Politicamente, a dependência do petróleo da Venezuela também significa uma dependência de importações baratas – uma dependência que se tornou o calcanhar de Aquiles do governo, e todos vimos o resultado. A escassez e as longas filas reduziram o apoio popular ao chavismo, proporcionando ao mesmo tempo um pretexto para os primeiros protestos de direita (no início de 2014) e, mais recentemente, para uma vitória esmagadora da oposição pelo controlo da Assembleia Nacional (em Dezembro de 2015). Embora o governo continue a atribuir a crise a uma “guerra económica” levada a cabo pelas forças da oposição, esta derrota desastrosa mostra claramente que muitos venezuelanos não estão convencidos.
As consequências da vitória da oposição na Assembleia Nacional são muito reais: as forças de direita já estão a traçar estratégias sobre a melhor forma de remover Maduro do cargo antes do seu mandato terminar, e a planear reverter muitas conquistas cruciais do processo bolivariano. As comunas estão directamente na mira, com a Assembleia a ameaçar revogar os direitos comunais às terras expropriadas sob Chávez e Maduro. Esta primeira grande derrota do chavismo nas urnas galvanizou imediatamente o fermento revolucionário nas bases, desencadeando assembleias de rua e debates públicos acirrados sobre o que tinha corrido mal.

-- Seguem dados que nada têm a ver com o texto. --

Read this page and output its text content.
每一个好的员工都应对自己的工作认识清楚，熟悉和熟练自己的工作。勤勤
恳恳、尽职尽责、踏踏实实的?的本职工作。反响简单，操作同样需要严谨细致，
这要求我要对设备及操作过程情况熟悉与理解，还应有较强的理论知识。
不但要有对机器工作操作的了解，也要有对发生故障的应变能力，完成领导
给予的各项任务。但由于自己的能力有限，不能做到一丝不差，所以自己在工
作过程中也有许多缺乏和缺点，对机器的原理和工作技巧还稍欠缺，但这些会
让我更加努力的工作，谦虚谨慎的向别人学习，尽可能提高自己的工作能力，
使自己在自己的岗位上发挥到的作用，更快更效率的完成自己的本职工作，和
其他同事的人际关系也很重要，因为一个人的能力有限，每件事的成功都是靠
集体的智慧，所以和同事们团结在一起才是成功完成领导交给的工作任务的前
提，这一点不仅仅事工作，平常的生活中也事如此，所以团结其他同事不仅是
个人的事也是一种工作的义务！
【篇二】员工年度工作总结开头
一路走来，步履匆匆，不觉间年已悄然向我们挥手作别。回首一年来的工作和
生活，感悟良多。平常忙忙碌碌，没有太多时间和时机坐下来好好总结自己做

Mas resta saber se o “chicote da contra-revolução” fornecerá um álibi para a contínua inacção do governo ou uma base para novos saltos qualitativos. Como tantas vezes acontece, o maior desafio de todos reside precisamente no nível político: se o chavismo unido não consegue nem derrotar a oposição nas eleições, então que esperança existe para um chavismo dividido – comunas contra o que é chamado de “opressão endógena”? certo"? Reverter um século de desenvolvimento económico pervertido e, ao mesmo tempo, confrontar a oposição, os chavistas de direita e as maquinações do imperialismo norte-americano pode parecer uma tarefa impossível.
Mas ninguém nunca disse que o comunismo seria fácil…
A aposta comunitária
Chegou a hora de apostar tudo nas comunas. A aposta pode parecer arriscada, mas de acordo com uma estimativa, só em 2013 viu cerca de 20 mil milhões de dólares (com um “b”) simplesmente desaparecerem num buraco negro de empresas importadoras falsas – imagine o que as comunas poderiam fazer com 20 mil milhões de dólares! A classe média, o ni-ni (nem-nem) no centro, a burguesia parasitária, a burocracia estatal, um Partido Socialista incapaz de ganhar eleições, sectores militares cada vez mais corruptos – a alternativa às comunas não é alternativa de todo.